The crew for the mission will be selected jointly by the Indian Air Force and ISRO. ISRO already has the capabilities for handling the technical aspects of the mission. However, the introduction of manned personal is something that ISRO does not have experience with, and bioscience is a new field for the space agency. To tackle this aspect of the mission, ISRO hopes to collaborate with and take support from other organisations. After they are selected, the crew will undergo a training regiment that is expected to last between two to three years. Given the timelines, the personnel are expected to be selected as early as 2019 itself. As such, the first manned spaceflight is primarily a technology demonstration mission.

The crew module was successfully tested in July 2018. Image: ISRO.  

The scientists and engineers involved will get a first hand experience in planning and executing a manned spaceflight. There is a scientific aspect to the mission though, the astronauts are expected to conduct experiments in microgravity over the duration of the flight. The specific experiments are not mentioned yet, but this is an opportunity for Indian scientists to design and send up self contained experiments into space. The Proteins, crystals and plant life are some things that behave very differently in a microgravity environment.

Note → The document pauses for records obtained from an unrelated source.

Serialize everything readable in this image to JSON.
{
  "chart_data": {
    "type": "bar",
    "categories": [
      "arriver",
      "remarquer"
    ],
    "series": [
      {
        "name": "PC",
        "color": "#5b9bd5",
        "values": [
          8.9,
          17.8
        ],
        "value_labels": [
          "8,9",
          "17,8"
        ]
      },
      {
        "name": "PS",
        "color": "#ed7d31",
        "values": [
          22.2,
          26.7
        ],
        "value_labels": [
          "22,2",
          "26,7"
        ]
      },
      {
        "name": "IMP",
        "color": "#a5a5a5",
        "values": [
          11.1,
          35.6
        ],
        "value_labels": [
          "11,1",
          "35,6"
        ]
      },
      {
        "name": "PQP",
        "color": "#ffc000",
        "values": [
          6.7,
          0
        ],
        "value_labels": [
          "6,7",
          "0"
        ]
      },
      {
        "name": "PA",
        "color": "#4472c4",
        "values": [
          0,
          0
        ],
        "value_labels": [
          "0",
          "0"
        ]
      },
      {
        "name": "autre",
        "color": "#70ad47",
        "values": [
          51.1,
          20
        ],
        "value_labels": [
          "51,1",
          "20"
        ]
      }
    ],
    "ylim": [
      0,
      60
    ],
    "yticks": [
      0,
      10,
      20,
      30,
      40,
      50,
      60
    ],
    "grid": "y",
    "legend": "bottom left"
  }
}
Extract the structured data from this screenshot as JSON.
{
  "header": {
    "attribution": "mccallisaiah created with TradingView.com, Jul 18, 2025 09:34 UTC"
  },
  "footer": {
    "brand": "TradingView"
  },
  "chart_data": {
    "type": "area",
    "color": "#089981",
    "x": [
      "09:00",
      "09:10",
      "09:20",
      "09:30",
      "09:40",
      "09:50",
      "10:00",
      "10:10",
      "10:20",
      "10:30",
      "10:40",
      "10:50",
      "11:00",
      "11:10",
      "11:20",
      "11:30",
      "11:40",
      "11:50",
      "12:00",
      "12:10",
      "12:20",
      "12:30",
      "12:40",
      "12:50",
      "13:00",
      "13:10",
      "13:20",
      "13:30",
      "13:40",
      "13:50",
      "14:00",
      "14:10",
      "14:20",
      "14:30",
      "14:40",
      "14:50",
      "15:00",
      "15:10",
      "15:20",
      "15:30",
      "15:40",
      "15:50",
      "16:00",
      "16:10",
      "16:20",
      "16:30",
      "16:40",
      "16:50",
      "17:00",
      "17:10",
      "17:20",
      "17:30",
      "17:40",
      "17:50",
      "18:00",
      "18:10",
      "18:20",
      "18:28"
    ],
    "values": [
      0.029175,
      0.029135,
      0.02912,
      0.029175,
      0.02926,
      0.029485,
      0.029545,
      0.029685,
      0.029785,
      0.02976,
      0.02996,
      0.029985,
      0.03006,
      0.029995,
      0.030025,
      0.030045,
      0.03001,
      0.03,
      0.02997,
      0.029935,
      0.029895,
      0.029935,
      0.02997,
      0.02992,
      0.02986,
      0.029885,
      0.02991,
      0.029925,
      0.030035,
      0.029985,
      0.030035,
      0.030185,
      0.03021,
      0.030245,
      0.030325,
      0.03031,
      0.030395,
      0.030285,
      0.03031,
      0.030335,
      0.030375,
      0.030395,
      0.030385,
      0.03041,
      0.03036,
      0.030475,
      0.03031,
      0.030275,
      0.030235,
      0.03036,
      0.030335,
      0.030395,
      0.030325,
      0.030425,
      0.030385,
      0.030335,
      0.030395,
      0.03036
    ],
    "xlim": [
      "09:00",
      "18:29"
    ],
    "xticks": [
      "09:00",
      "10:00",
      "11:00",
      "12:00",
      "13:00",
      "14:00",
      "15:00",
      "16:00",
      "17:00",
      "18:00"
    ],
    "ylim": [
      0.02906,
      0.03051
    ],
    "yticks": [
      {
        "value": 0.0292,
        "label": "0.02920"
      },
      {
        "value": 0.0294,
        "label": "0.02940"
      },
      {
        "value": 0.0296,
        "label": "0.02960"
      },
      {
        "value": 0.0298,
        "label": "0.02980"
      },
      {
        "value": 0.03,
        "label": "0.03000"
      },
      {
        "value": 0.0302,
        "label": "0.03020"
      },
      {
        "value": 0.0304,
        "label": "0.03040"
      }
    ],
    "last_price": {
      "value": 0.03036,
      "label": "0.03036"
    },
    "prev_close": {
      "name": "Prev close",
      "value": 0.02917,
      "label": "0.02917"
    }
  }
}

The effort will involve academia, private industry partners and various higher educational institutes all across India. Realising the mission will also help build capacity for future manned missions. The mission will help encourage the growth of industries that are required for more advanced space programs. A successful demonstration of manned human spaceflights also opens up various opportunities for participating in international space programs. One of the most important objectives of the mission is also very simple - inspiring the youth.